Так и нашла его лежащим в забытьи с бревном в обнимку Капитолина, которой Яшкины соседи сообщили, что тот уже несколько дней не выходит из дома, хотя через плохо притворенные двери слышатся непонятные звуки и выкрики. Вначале она решила, что Яков всего лишь пьян, но вскоре поняла, что это не так, и спрыснула его холодной водой, которую пришлось нести с улицы, поскольку в доме ее не оказалось ни капли. Яшка открыл мутные глаза и тупо уставился на склонившуюся над ним женщину, плохо понимая, кто и зачем перед ним.
Капитолина пробовала говорить с ним, но в ответ слышала лишь нечленораздельные звуки. Яков пытался соскочить с кучи стружек и куда-то бежать, но едва поднимался на ноги, не мог сделать и шага от полного отсутствия сил, падал обратно на кучу стружек и принимался бормотать нечто бредовое. Поняв, что с ним происходит что-то неладное, Капитолина отправилась за батюшкой и, все тому рассказав, привела в дом к обезумевшему Якову. Тот внимательно глянул на него, послушал невнятные бормотанья, сокрушенно покачал головой и, ничего не спросив у стоявшей безмолвно Капиолины, достал принесенные с собой Святые Дары, спрыснул Якова святой водой и принялся читать над ним очистительную молитву. Тот поначалу метался, вскакивал, рвался куда-то бежать, но сил на то у него не было никаких, и он опять ложился на облюбованное им место. Через какое-то время он затих, и Капитолине вместе с батюшкой удалось переложить его на кровать, укрыть теплой овчиной. Вскоре за батюшкой прибежала молоденькая девчушка, что-то шепотом сказала ему, и тот собрался уходить.
— Старушка одна помирать собралась, — пояснил он, — вот, зовут… Я тебе Псалтырь оставлю, грамоте-то обучена? — спросил он Капитолину. Та согласно кивнула и проводила священника до дверей, сама же осталась рядом с крепко спящим Яковом.
Она же, прочитав несколько псалмов, закрыла священную книгу и положила ее под подушку спящего, а сама растопила печь, сбегала к себе домой, принесла кое-что из припасов и принялась готовить.
Проспал Яков до вечера следующего дня, а проснувшись, увидел сидящую подле себя Капитолину с открытой на коленях толстенной книгой в тисненом кожаном переплете.
— Что случилось? — спросил он, как ни в чем не бывало. — Ты давно здесь?
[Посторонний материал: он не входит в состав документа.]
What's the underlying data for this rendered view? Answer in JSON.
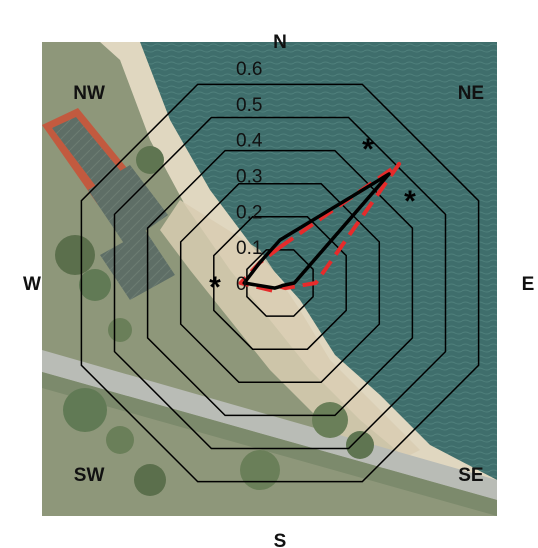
{
  "chart_data": {
    "type": "radar",
    "directions": [
      "N",
      "NE",
      "E",
      "SE",
      "S",
      "SW",
      "W",
      "NW"
    ],
    "radial_ticks": [
      "0",
      "0.1",
      "0.2",
      "0.3",
      "0.4",
      "0.5",
      "0.6"
    ],
    "rlim": [
      0,
      0.6
    ],
    "grid": true,
    "grid_shape": "octagon",
    "background": "aerial photograph of shoreline with tennis courts and road",
    "series": [
      {
        "style": "solid",
        "color": "#000000",
        "values": {
          "N": 0.12,
          "NE": 0.43,
          "E": 0.04,
          "SE": 0.01,
          "S": 0.01,
          "SW": 0.02,
          "W": 0.1,
          "NW": 0.08
        }
      },
      {
        "style": "dashed",
        "color": "#e62b2b",
        "values": {
          "N": 0.1,
          "NE": 0.47,
          "E": 0.1,
          "SE": 0.02,
          "S": 0.01,
          "SW": 0.03,
          "W": 0.11,
          "NW": 0.08
        }
      }
    ],
    "significance_markers": [
      {
        "symbol": "*",
        "direction": "NNE"
      },
      {
        "symbol": "*",
        "direction": "ENE"
      },
      {
        "symbol": "*",
        "direction": "W"
      }
    ]
  }
}
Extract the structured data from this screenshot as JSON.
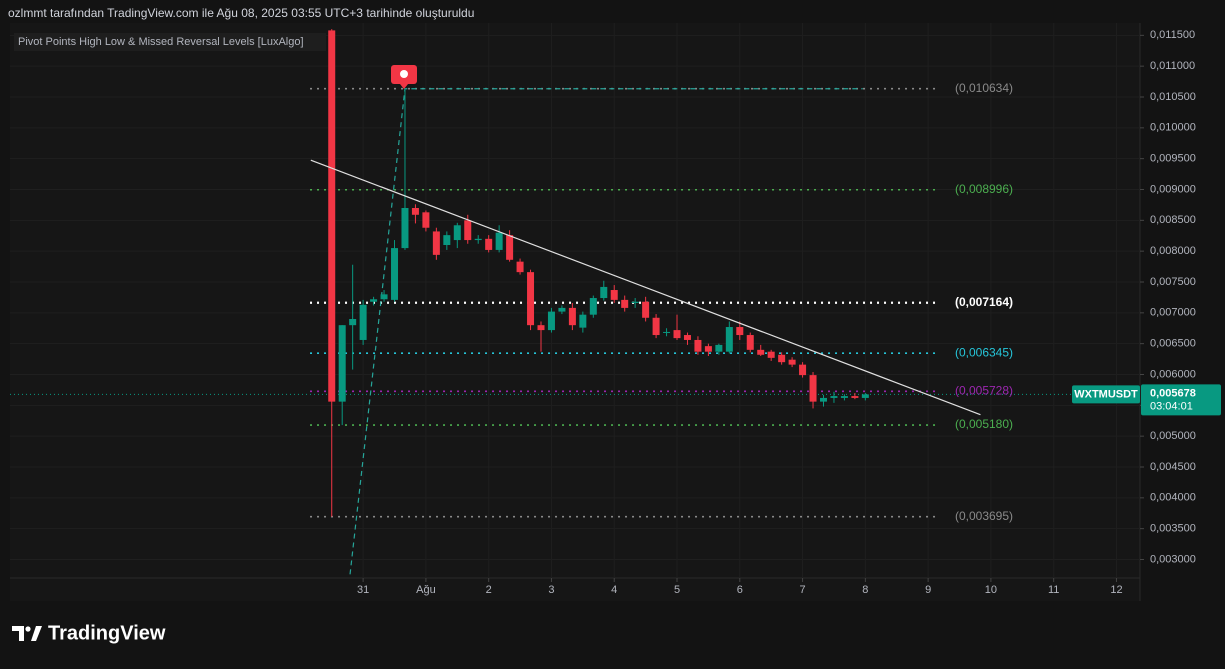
{
  "header": "ozlmmt tarafından TradingView.com ile Ağu 08, 2025 03:55 UTC+3 tarihinde oluşturuldu",
  "footer": "TradingView",
  "chart_data": {
    "type": "candlestick",
    "title": "Pivot Points High Low & Missed Reversal Levels [LuxAlgo]",
    "x": [
      -12,
      -8,
      -4,
      0,
      4,
      8,
      12,
      16,
      20,
      24,
      28,
      32,
      36,
      40,
      44,
      48,
      52,
      56,
      60,
      64,
      68,
      72,
      76,
      80,
      84,
      88,
      92,
      96,
      100,
      104,
      108,
      112,
      116,
      120,
      124,
      128,
      132,
      136,
      140,
      144,
      148,
      152,
      156,
      160,
      164,
      168,
      172,
      176,
      180,
      184,
      188,
      192
    ],
    "series": [
      {
        "name": "WXTMUSDT",
        "up_color": "#089981",
        "down_color": "#f23645",
        "open": [
          0.01158,
          0.00556,
          0.0068,
          0.00656,
          0.00718,
          0.00722,
          0.00721,
          0.00805,
          0.0087,
          0.00863,
          0.00832,
          0.0081,
          0.00818,
          0.0085,
          0.00818,
          0.0082,
          0.00802,
          0.00826,
          0.00783,
          0.00766,
          0.0068,
          0.00672,
          0.00702,
          0.00708,
          0.00676,
          0.00697,
          0.00724,
          0.00737,
          0.00721,
          0.00716,
          0.00718,
          0.00692,
          0.00668,
          0.00672,
          0.00664,
          0.00656,
          0.00646,
          0.00637,
          0.00637,
          0.00677,
          0.00664,
          0.0064,
          0.00637,
          0.00632,
          0.00624,
          0.00616,
          0.00599,
          0.00556,
          0.00562,
          0.00562,
          0.00565,
          0.00562
        ],
        "high": [
          0.0116,
          0.0068,
          0.00778,
          0.00721,
          0.00726,
          0.00737,
          0.00818,
          0.010634,
          0.00876,
          0.00866,
          0.00838,
          0.00832,
          0.00846,
          0.00859,
          0.00826,
          0.00826,
          0.00842,
          0.00834,
          0.00788,
          0.0077,
          0.00686,
          0.00708,
          0.00712,
          0.00716,
          0.00702,
          0.00728,
          0.00752,
          0.00745,
          0.00728,
          0.00724,
          0.00726,
          0.00698,
          0.00675,
          0.00697,
          0.00668,
          0.00662,
          0.0065,
          0.0065,
          0.00686,
          0.00686,
          0.00668,
          0.00648,
          0.0064,
          0.00636,
          0.00628,
          0.0062,
          0.00604,
          0.00567,
          0.00572,
          0.00568,
          0.0057,
          0.0057
        ],
        "low": [
          0.003695,
          0.00518,
          0.00608,
          0.00648,
          0.00712,
          0.00718,
          0.00718,
          0.00802,
          0.00845,
          0.00832,
          0.00786,
          0.00802,
          0.00805,
          0.00812,
          0.00812,
          0.00798,
          0.00798,
          0.00783,
          0.00762,
          0.00672,
          0.00637,
          0.00668,
          0.00698,
          0.00672,
          0.00668,
          0.00692,
          0.0072,
          0.00716,
          0.00702,
          0.00708,
          0.00686,
          0.00659,
          0.00662,
          0.00656,
          0.00648,
          0.00632,
          0.0063,
          0.00632,
          0.00634,
          0.00656,
          0.00636,
          0.0063,
          0.00622,
          0.00616,
          0.00612,
          0.00595,
          0.00545,
          0.00548,
          0.00554,
          0.00558,
          0.0056,
          0.00558
        ],
        "close": [
          0.00556,
          0.0068,
          0.0069,
          0.00713,
          0.00722,
          0.0073,
          0.00805,
          0.0087,
          0.00859,
          0.00838,
          0.00794,
          0.00826,
          0.00842,
          0.00818,
          0.0082,
          0.00802,
          0.0083,
          0.00786,
          0.00766,
          0.0068,
          0.00672,
          0.00702,
          0.00708,
          0.0068,
          0.00697,
          0.00724,
          0.00742,
          0.00721,
          0.00708,
          0.00718,
          0.00692,
          0.00664,
          0.00669,
          0.00659,
          0.00656,
          0.00637,
          0.00637,
          0.00648,
          0.00677,
          0.00664,
          0.0064,
          0.00632,
          0.00627,
          0.0062,
          0.00616,
          0.00599,
          0.00556,
          0.00562,
          0.00565,
          0.00565,
          0.00562,
          0.005678
        ]
      }
    ],
    "current_price": {
      "value": 0.005678,
      "label": "0,005678",
      "countdown": "03:04:01",
      "color": "#089981"
    },
    "levels": [
      {
        "value": 0.010634,
        "label": "(0,010634)",
        "color": "#8a8a8a"
      },
      {
        "value": 0.008996,
        "label": "(0,008996)",
        "color": "#4caf50"
      },
      {
        "value": 0.007164,
        "label": "(0,007164)",
        "color": "#ffffff"
      },
      {
        "value": 0.006345,
        "label": "(0,006345)",
        "color": "#26c6da"
      },
      {
        "value": 0.005728,
        "label": "(0,005728)",
        "color": "#9c27b0"
      },
      {
        "value": 0.00518,
        "label": "(0,005180)",
        "color": "#4caf50"
      },
      {
        "value": 0.003695,
        "label": "(0,003695)",
        "color": "#8a8a8a"
      }
    ],
    "trendline": {
      "x": [
        -20,
        236
      ],
      "y": [
        0.009476,
        0.005348
      ],
      "color": "#e0e0e0"
    },
    "pivot_line": {
      "x": [
        -5,
        16,
        191
      ],
      "y": [
        0.00276,
        0.010634,
        0.010634
      ],
      "color": "#26a69a"
    },
    "xlim": [
      -135,
      297
    ],
    "xticks": [
      {
        "value": 0,
        "label": "31"
      },
      {
        "value": 24,
        "label": "Ağu"
      },
      {
        "value": 48,
        "label": "2"
      },
      {
        "value": 72,
        "label": "3"
      },
      {
        "value": 96,
        "label": "4"
      },
      {
        "value": 120,
        "label": "5"
      },
      {
        "value": 144,
        "label": "6"
      },
      {
        "value": 168,
        "label": "7"
      },
      {
        "value": 192,
        "label": "8"
      },
      {
        "value": 216,
        "label": "9"
      },
      {
        "value": 240,
        "label": "10"
      },
      {
        "value": 264,
        "label": "11"
      },
      {
        "value": 288,
        "label": "12"
      }
    ],
    "ylim": [
      0.0027,
      0.0117
    ],
    "yticks": [
      {
        "value": 0.003,
        "label": "0,003000"
      },
      {
        "value": 0.0035,
        "label": "0,003500"
      },
      {
        "value": 0.004,
        "label": "0,004000"
      },
      {
        "value": 0.0045,
        "label": "0,004500"
      },
      {
        "value": 0.005,
        "label": "0,005000"
      },
      {
        "value": 0.0055,
        "label": "0,005500"
      },
      {
        "value": 0.006,
        "label": "0,006000"
      },
      {
        "value": 0.0065,
        "label": "0,006500"
      },
      {
        "value": 0.007,
        "label": "0,007000"
      },
      {
        "value": 0.0075,
        "label": "0,007500"
      },
      {
        "value": 0.008,
        "label": "0,008000"
      },
      {
        "value": 0.0085,
        "label": "0,008500"
      },
      {
        "value": 0.009,
        "label": "0,009000"
      },
      {
        "value": 0.0095,
        "label": "0,009500"
      },
      {
        "value": 0.01,
        "label": "0,010000"
      },
      {
        "value": 0.0105,
        "label": "0,010500"
      },
      {
        "value": 0.011,
        "label": "0,011000"
      },
      {
        "value": 0.0115,
        "label": "0,011500"
      }
    ],
    "grid": true
  }
}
Не помню, как уснул… Сон какой-то чудной снился, будто меня кто-то звал в глубокий колодец спуститься, я было полез, а сверху ты зовешь… Едва назад выбрался…
— Точно, чуть совсем в тот колодец не бухнулся. Скажи батюшке нашему спасибо, что молитвы над тобой чуть не до утра читал. А то сейчас бы не ты гроб очередной мастерил, а для тебя делали, — по-матерински отчитывала она его. — Едва отходили тебя, дурня. Что же ты такое сделал с собой? — показала она ладонью на его обескровленное и исхудавшее лицо. — Почему не пришел, когда сорок дней после смерти мужа моего прошло? А я тебя ждала…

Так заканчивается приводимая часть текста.